The banking sector is unlikely to gain any more margin benefit from rising rates in the current monetary policy tightening cycle, NAB chief financial officer Gary Lennon has declared.
NAB released its financial results for the half-year to March yesterday, reporting that its net interest margin hit 1.77 per cent – up from 1.63 per cent in the March half last year and 1.67 per cent in the September half.
The biggest contributors to the increase were higher earnings on deposits, which contributed 17 basis points over six months, and higher earnings on capital. These increases were offset by higher wholesale funding costs and competitive pricing of home loans.
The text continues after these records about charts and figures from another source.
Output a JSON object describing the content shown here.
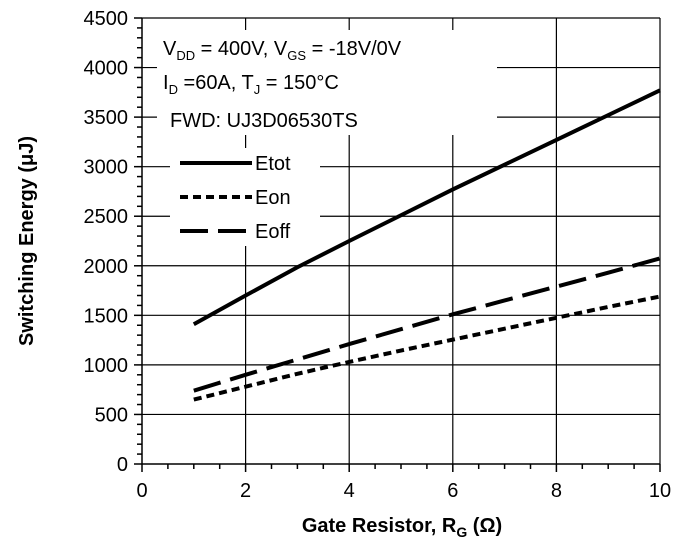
{
  "chart_data": {
    "type": "line",
    "xlabel_main": "Gate Resistor, R",
    "xlabel_sub": "G",
    "xlabel_tail": " (Ω)",
    "ylabel": "Switching Energy (μJ)",
    "xlim": [
      0,
      10
    ],
    "ylim": [
      0,
      4500
    ],
    "x_ticks": [
      0,
      2,
      4,
      6,
      8,
      10
    ],
    "y_ticks": [
      0,
      500,
      1000,
      1500,
      2000,
      2500,
      3000,
      3500,
      4000,
      4500
    ],
    "grid": true,
    "legend_position": "top-left",
    "annotation": {
      "line1": {
        "a": "V",
        "a_sub": "DD",
        "b": " = 400V, V",
        "b_sub": "GS",
        "c": " = -18V/0V"
      },
      "line2": {
        "a": "I",
        "a_sub": "D",
        "b": " =60A, T",
        "b_sub": "J",
        "c": " = 150°C"
      },
      "line3": "FWD: UJ3D06530TS"
    },
    "series": [
      {
        "name": "Etot",
        "style": "solid",
        "x": [
          1,
          2,
          3,
          4,
          5,
          6,
          7,
          8,
          9,
          10
        ],
        "y": [
          1410,
          1700,
          1985,
          2250,
          2510,
          2770,
          3020,
          3270,
          3520,
          3770
        ]
      },
      {
        "name": "Eon",
        "style": "short-dash",
        "x": [
          1,
          2,
          3,
          4,
          5,
          6,
          7,
          8,
          9,
          10
        ],
        "y": [
          650,
          780,
          910,
          1030,
          1145,
          1255,
          1365,
          1475,
          1585,
          1690
        ]
      },
      {
        "name": "Eoff",
        "style": "long-dash",
        "x": [
          1,
          2,
          3,
          4,
          5,
          6,
          7,
          8,
          9,
          10
        ],
        "y": [
          740,
          900,
          1055,
          1210,
          1360,
          1510,
          1650,
          1790,
          1930,
          2075
        ]
      }
    ]
  }
}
Lennon said the bank’s NIM hit a peak of 1.79 per cent in the December quarter before falling back to 1.75 in the March quarter.
He said the drop coincided with the onset of stronger competition for deposits in February.
Industry-wide deposit inflows have slowed this year, as households cope with rising costs by eating into savings. After growing by 9.7 per cent in 2022, according to APRA data, retail bank deposit growth slowed to 0.4 per cent over the first two months of the year – an annualised rate of 2.4 per cent.
As a result, competition for deposits has picked up. Lennon said the bank’s September half would be marked by the persistence of tight lending margins and tighter deposit margins.
He said the March half looks to have been the peak in bank margin expansion. Tighter deposit margins will result from stronger competition for deposits and a shift to higher-yielding deposits, such as term deposits.